August 26, 2005
Steinbuch v. Cutler Update--Cutler's Motion to Dismiss
You may recall Steinbuch v. Cutler, where a Washington staffer blogged about her modestly-scandalous sexual experiences with a Senator's counsel. For the voyeurs, I've uploaded Cutler's motion to dismiss the lawsuit filed last month.
The principal grounds for dismissal include the statute of limitations, the facts weren't private, Cutler had run a "private" blog, and the First Amendment. I'm not an expert in calculating the statute of limitations, but on its face this struck me as a pretty potent defense against most of the lawsuit.
As predicted, the lawsuit has some racy facts (I counted 7 references in the motion to dismiss to "spanking"), and the motion to dismiss names even more names. The various factual disclosures/reiterations in the motion to dismiss shows exactly there is a major downside to plaintiffs bringing invasion of privacy or defamation lawsuits.
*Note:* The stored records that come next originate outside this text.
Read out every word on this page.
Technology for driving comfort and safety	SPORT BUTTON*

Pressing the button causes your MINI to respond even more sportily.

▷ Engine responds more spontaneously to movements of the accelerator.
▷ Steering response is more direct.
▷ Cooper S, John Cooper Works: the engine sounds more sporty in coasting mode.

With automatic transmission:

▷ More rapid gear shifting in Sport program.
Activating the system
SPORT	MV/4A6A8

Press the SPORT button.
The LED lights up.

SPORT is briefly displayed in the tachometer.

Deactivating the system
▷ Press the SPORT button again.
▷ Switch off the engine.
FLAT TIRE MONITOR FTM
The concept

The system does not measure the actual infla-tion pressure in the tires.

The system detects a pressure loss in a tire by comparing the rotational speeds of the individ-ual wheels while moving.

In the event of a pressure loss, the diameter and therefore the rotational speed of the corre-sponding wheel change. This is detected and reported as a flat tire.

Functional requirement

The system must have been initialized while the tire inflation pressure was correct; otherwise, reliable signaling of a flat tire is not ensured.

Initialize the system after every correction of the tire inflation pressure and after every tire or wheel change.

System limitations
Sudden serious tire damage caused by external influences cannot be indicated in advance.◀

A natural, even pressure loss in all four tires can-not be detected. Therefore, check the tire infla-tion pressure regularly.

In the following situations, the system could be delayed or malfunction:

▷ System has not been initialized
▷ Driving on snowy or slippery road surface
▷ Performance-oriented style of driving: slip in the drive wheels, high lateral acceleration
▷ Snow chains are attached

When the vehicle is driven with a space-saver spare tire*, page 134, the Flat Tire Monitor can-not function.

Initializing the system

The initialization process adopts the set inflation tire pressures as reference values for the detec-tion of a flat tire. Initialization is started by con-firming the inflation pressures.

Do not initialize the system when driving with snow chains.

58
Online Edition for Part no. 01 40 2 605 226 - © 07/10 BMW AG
Talk about a relationship ending badly!
UPDATE: Wonkette rightly points out the weakness of the "I didn't understand how to use Blogger" defense.
Posted by Eric at August 26, 2005 09:46 AM | Publicity/Privacy Rights
One funny thing about this brief is it contains a classic English mistake: it says
"for all intensive purposes"
when what it means is
"for all intents and purposes"
which my 8th-grade teacher corrected me from doing some years ago.
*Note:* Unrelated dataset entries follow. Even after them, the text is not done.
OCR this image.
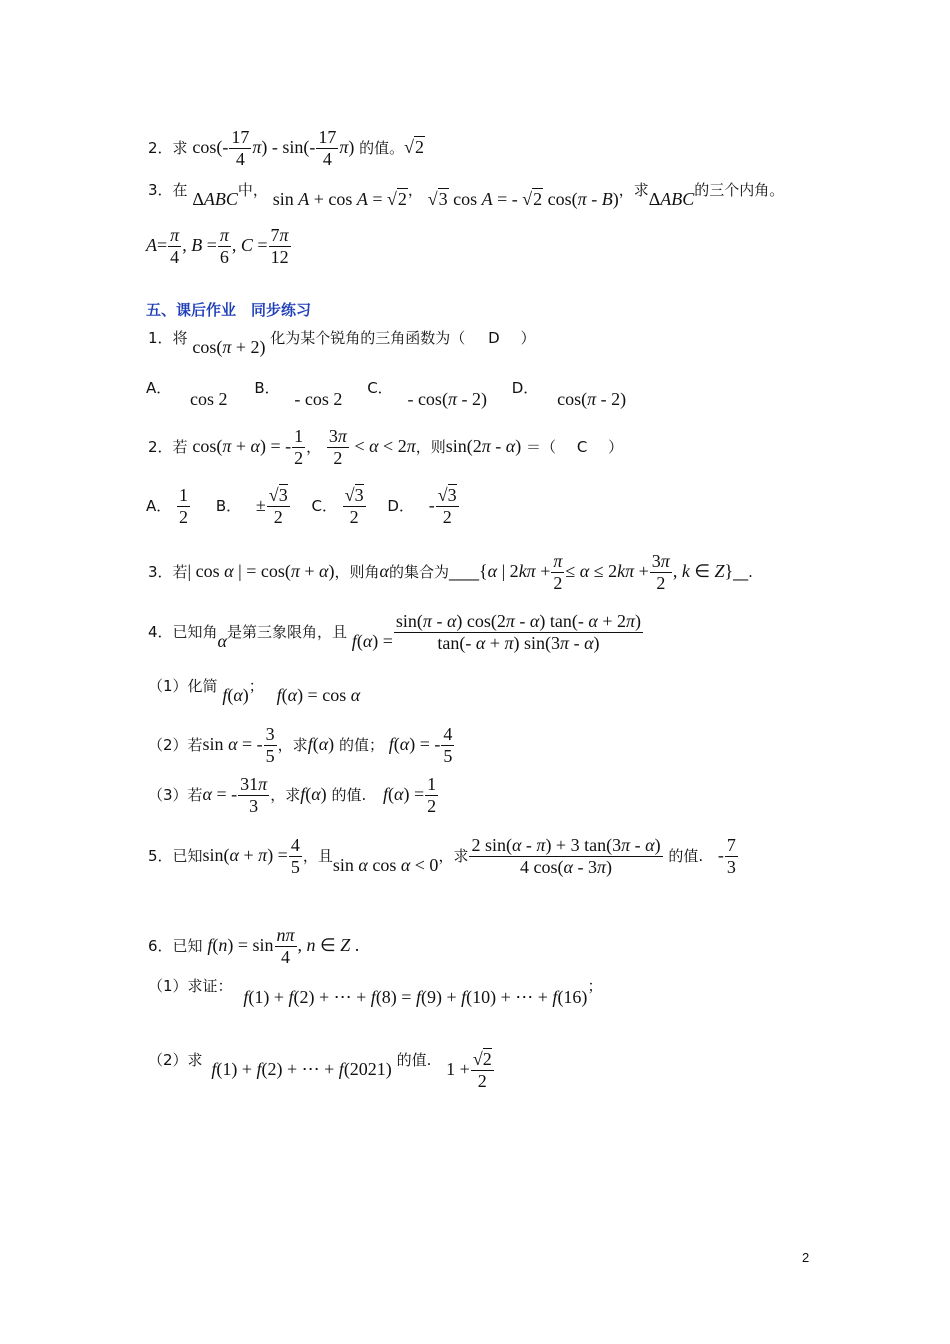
2．求 $\cos(- \frac{17}{4} \pi) - \sin(- \frac{17}{4} \pi)$ 的值。√2
3．在 ΔABC中， sin A + cos A = √2， √3 cos A = - √2 cos(π - B)，求ΔABC的三个内角。
$A= \frac{\pi}{4}$ , $B = \frac{\pi}{6}$ , $C = \frac{7\pi}{12}$
五、课后作业　同步练习
1．将 cos(π + 2) 化为某个锐角的三角函数为（ D ）
A． cos 2 B． - cos 2 C． - cos(π - 2) D． cos(π - 2)
2．若 cos(π + α) = - $\frac{1}{2}$ ， $\frac{3\pi}{2} < \alpha < 2\pi$，则sin(2π - α) ＝（ C ）
A． $\frac{1}{2}$ B． ± $\frac{√3}{2}$ C． $\frac{√3}{2}$ D． - $\frac{√3}{2}$
3．若| cos α | = cos(π + α)，则角α的集合为____{α | $2k\pi + \frac{\pi}{2} \le \alpha \le 2k\pi + \frac{3\pi}{2}$ , k ∈ Z}__.
4．已知角α是第三象限角，且 $f(\alpha) = \frac{\sin(\pi - \alpha) \cos(2\pi - \alpha) \tan(- \alpha + 2\pi)}{\tan(- \alpha + \pi) \sin(3\pi - \alpha)}$
（1）化简 f(α)； f(α) = cos α
（2）若sin α = - $\frac{3}{5}$ ，求f(α) 的值； f(α) = - $\frac{4}{5}$
（3）若α = - $\frac{31\pi}{3}$ ，求f(α) 的值. $f(\alpha) = \frac{1}{2}$
5．已知$\sin(\alpha + \pi) = \frac{4}{5}$ ，且sin α cos α < 0，求 $\frac{2 \sin(\alpha - \pi) + 3 \tan(3\pi - \alpha)}{4 \cos(\alpha - 3\pi)}$ 的值. - $\frac{7}{3}$
6．已知 $f(n) = \sin \frac{n\pi}{4}$ , n ∈ Z .
（1）求证： f(1) + f(2) + ⋯ + f(8) = f(9) + f(10) + ⋯ + f(16)；
（2）求 f(1) + f(2) + ⋯ + f(2021) 的值. $1 + \frac{√2}{2}$
2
Posted by: Scott at August 26, 2005 02:13 PM
Also, I didn't know that "stone-cold sober" was proper legal lexicon.
Posted by: Scott at August 26, 2005 02:14 PM
The judge should dismiss on these grounds: "Read the racy book, it took a few hours to get through, it amused me. Don't care who you are. Nobody does. Spank on, dude. But, uh, case dismissed."